The X-Files: Revelations (1995)
Season 3, Episode 11
7/10
Oh god, it's Windam Earle
18 June 2008
Warning: Spoilers
First thing's first: the casting in this one is EXCELLENT. We have the bad guy from The Hills Have Eyes as the good guy, and the bad guy from Twin Peaks as the bad guy, and even if you've seen enough TV to guess that Owen Jarvis isn't going to be a monster purely because he looks like "Homer Simpson's evil twin", the two really offset one another. And on top of that, the boy Kevin succeeds in not being irritating. Really, that's an achievement in itself.

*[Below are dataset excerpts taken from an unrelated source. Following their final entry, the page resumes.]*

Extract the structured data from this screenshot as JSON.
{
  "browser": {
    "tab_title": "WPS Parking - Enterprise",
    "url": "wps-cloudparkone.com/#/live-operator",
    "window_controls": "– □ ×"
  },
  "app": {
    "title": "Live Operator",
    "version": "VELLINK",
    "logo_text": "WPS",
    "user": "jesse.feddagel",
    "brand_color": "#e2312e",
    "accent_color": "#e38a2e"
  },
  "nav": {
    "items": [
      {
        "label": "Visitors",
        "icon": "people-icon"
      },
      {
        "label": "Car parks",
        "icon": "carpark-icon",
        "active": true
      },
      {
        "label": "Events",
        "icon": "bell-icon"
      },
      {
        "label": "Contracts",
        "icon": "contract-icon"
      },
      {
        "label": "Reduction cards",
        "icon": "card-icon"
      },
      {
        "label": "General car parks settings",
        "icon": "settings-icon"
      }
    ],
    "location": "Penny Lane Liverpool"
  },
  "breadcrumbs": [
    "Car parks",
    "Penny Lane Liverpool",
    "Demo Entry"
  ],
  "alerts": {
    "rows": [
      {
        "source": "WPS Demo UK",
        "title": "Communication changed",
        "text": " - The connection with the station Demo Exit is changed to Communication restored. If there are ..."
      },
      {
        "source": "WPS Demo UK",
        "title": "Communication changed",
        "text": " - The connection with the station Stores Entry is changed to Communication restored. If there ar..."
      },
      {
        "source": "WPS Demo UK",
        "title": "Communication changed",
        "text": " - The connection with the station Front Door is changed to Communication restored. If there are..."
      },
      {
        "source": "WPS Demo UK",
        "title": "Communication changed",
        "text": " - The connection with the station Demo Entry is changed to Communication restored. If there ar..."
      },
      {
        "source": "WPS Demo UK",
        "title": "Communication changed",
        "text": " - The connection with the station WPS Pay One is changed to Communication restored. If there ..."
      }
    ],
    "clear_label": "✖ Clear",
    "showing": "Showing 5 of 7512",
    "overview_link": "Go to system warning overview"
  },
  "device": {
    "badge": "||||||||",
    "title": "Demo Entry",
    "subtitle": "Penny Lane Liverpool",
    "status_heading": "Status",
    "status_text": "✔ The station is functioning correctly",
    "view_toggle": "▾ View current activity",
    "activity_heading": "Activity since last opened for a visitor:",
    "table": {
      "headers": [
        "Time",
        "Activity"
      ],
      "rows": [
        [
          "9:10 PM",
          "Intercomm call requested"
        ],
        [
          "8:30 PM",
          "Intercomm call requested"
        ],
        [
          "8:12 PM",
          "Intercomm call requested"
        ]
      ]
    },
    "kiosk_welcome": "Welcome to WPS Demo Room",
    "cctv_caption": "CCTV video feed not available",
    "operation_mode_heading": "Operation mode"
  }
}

"Revelations" depends quite heavily on "the ineffable plan" to patch up a few holes in its story, something which became an annoyingly common theme of the show's Christianity- themed episodes. We don't particularly know why any of what's happening is happening, and Scully's out-of-character open-mindedness - extending to an alarming willingness to let heavily medicated fanatics tell her what to do - is almost all the proof we get that it wasn't all just a great bit fiasco. The thing of flipping Mulder and Scully's believer/skeptic relationship is still kind of interesting, but it's frustrating that Scully is persuaded more easily by schizophrenics than by all the evidence of the paranormal she's been shown over the last three years.

In the end, I know nothing about the Bible, and this episode is pleasingly apocalyptic for me. I've since learnt that, as is mentioned in one of the other comments, St Ignatius' bilocation is made up for the sake of this episode, and it's annoying, but not enough to spoil it. So much is left unexplained, and you are rather battered around the head with the notion that faith is a good thing, but it at least makes sense within itself.